Mais Gilles Roth aborde le budget par le prisme électoral. Son focus, c’est 2028. C’est à partir du 1er janvier de ce Waljoer que sa réforme fiscale devrait s’appliquer. Le timing est calibré avec précision. Le projet de loi devrait être déposé d’ici la fin de l’année. (Ce qui coïnciderait avec la présentation d’un autre magnum opus d’une autre tête de liste de la circonscription Sud : Le plan d’action national contre la pauvreté du libéral Max Hahn.) Gilles Roth promet de réaliser la promesse non-tenue de Pierre Gramegna : Une classe d’impôt pour tout le monde, mariés ou divorcés, pacsés ou célibataires. Puisque personne ne doit perdre, l’État paiera l’ardoise : 900 millions d’euros de déchet fiscal annuel, dont environ la moitié devrait être neutralisée par la progression à froid. Pour contenter tout le monde, Roth aura recours à des acrobaties juridiques. Certains couples devraient ainsi bénéficier d’une période transitoire de vingt ans. Voilà qui pourrait faire grincer des dents au Conseil d’État. Mais le défi politique est de ne pas ouvrir une brèche qui permettra à l’ADR de revendiquer le rôle de dernier défenseur de la famille.

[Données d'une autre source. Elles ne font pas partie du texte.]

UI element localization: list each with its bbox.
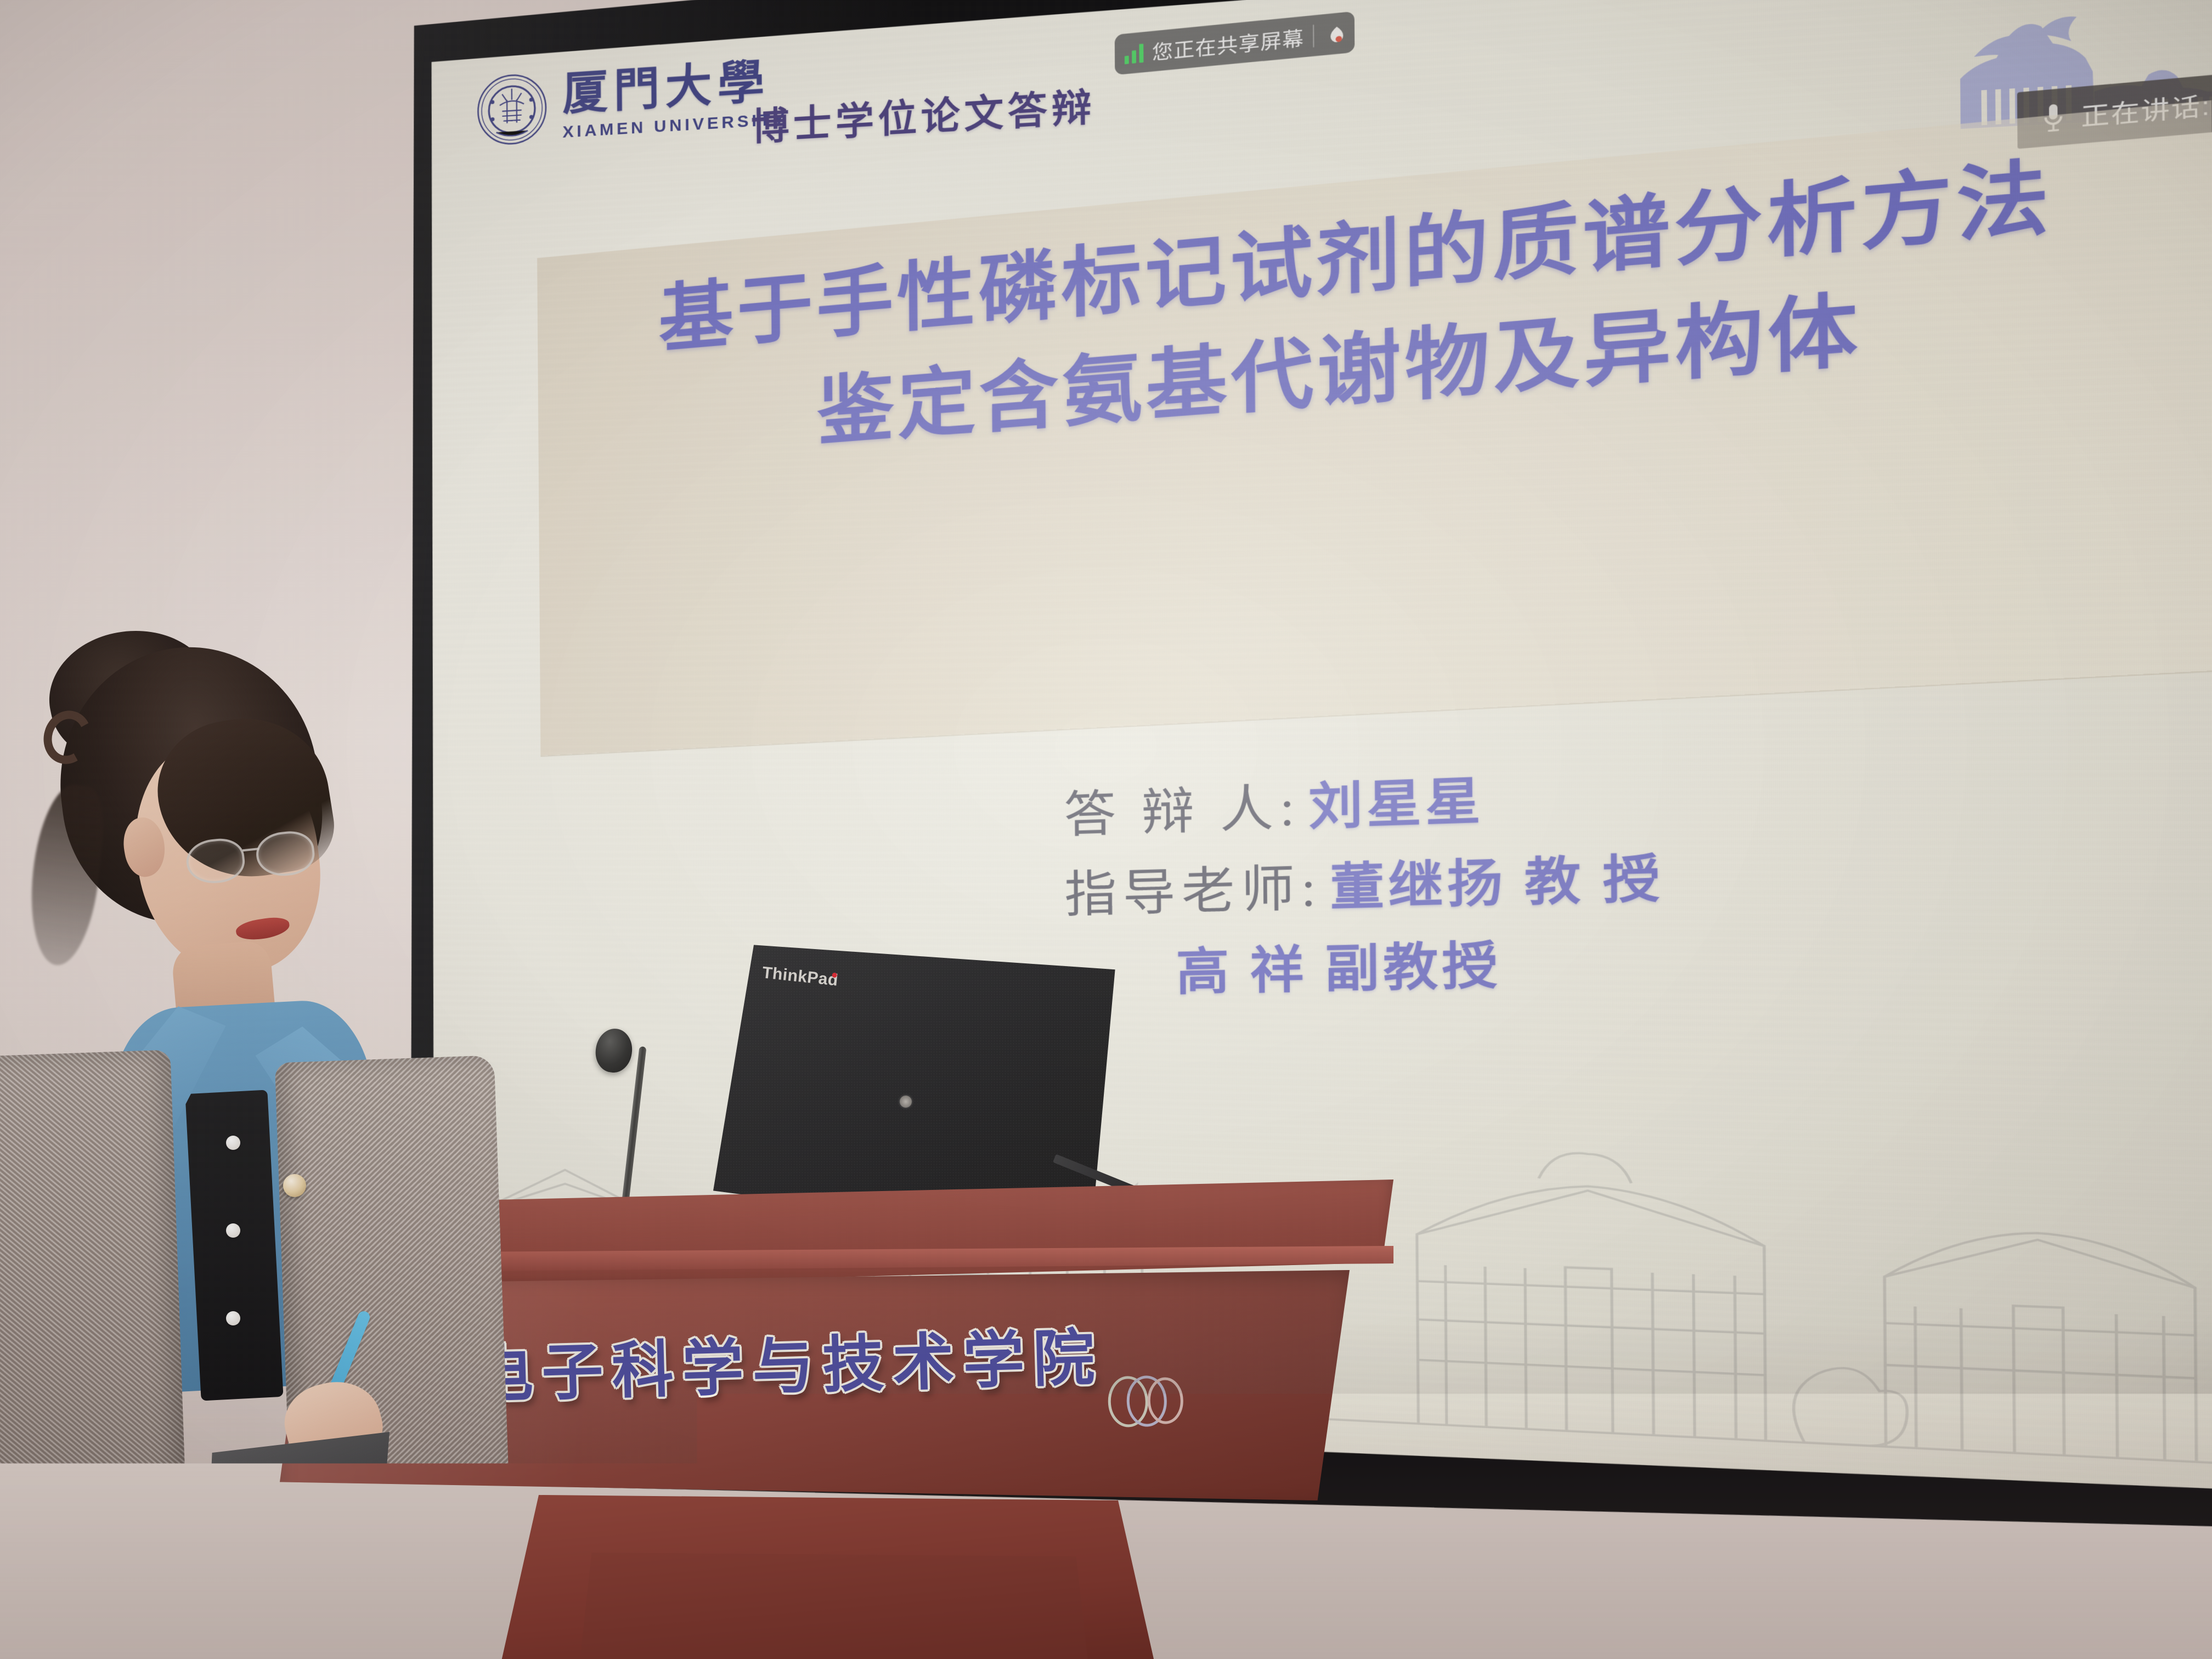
advisor-label: 指导老师: xyxy=(1064,858,1323,926)
shirt-button xyxy=(226,1223,240,1238)
screen-share-label: 您正在共享屏幕 xyxy=(1152,22,1304,66)
pill-divider xyxy=(1313,25,1314,47)
defense-type-label: 博士学位论文答辩 xyxy=(751,76,1096,151)
presenter xyxy=(0,620,516,1659)
credits-block: 答 辩 人: 刘星星 指导老师: 董继扬 教 授 高 祥 副教授 xyxy=(1064,764,1665,1025)
screen-share-indicator[interactable]: 您正在共享屏幕 xyxy=(1114,12,1355,75)
advisor-1-name: 董继扬 教 授 xyxy=(1330,848,1664,919)
lens-left xyxy=(184,836,247,886)
advisor-2-name: 高 祥 副教授 xyxy=(1176,935,1502,1003)
shirt-button xyxy=(226,1136,240,1150)
brooch xyxy=(283,1174,306,1197)
credit-row-presenter: 答 辩 人: 刘星星 xyxy=(1064,764,1663,846)
skirt xyxy=(0,1547,414,1659)
credit-row-advisor-2: 高 祥 副教授 xyxy=(1169,932,1664,1003)
university-brand-block: 厦門大學 XIAMEN UNIVERSITY xyxy=(475,55,788,149)
shirt-button xyxy=(226,1311,240,1325)
podium-base-lower xyxy=(571,1553,1097,1659)
hair-strand xyxy=(24,782,108,969)
presenter-label: 答 辩 人: xyxy=(1064,777,1301,846)
lens-right xyxy=(254,829,317,879)
xiamen-university-seal-icon xyxy=(475,71,548,149)
signal-bars-icon xyxy=(1124,43,1143,65)
tablet-device xyxy=(208,1432,390,1536)
photo-scene: 厦門大學 XIAMEN UNIVERSITY 博士学位论文答辩 xyxy=(0,0,2212,1659)
presenter-name: 刘星星 xyxy=(1308,771,1485,838)
stop-share-icon[interactable] xyxy=(1323,23,1344,46)
credit-row-advisor-1: 指导老师: 董继扬 教 授 xyxy=(1064,848,1664,926)
school-emblem-icon xyxy=(1102,1353,1192,1437)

Une telle réforme fiscale, il vaut mieux la faire par beau temps. Or, la situation économique est maussade, la croissance de l’emploi amorphe. Mais la dette ne fait plus scandale et le déficit structurel est en train de se normaliser. Il fallait sans doute un politicien CSV pour assumer pleinement ce changement de paradigme. Le totem des trente pour cent d’endettement ? Ce n’est « pas une ligne rouge », expliquait le ministre des Finances à Virgule.fr. « Il ne figure pas dans notre programme gouvernemental ». Et de rassurer : « Ce n’est pas parce que nous franchirions temporairement cette barre que les agences nous rétrograderaient automatiquement ». Luc Frieden suit le mouvement. Il faudrait passer par la case emprunts, « quitte à ce que cela ne corresponde pas à ce que j’aime ».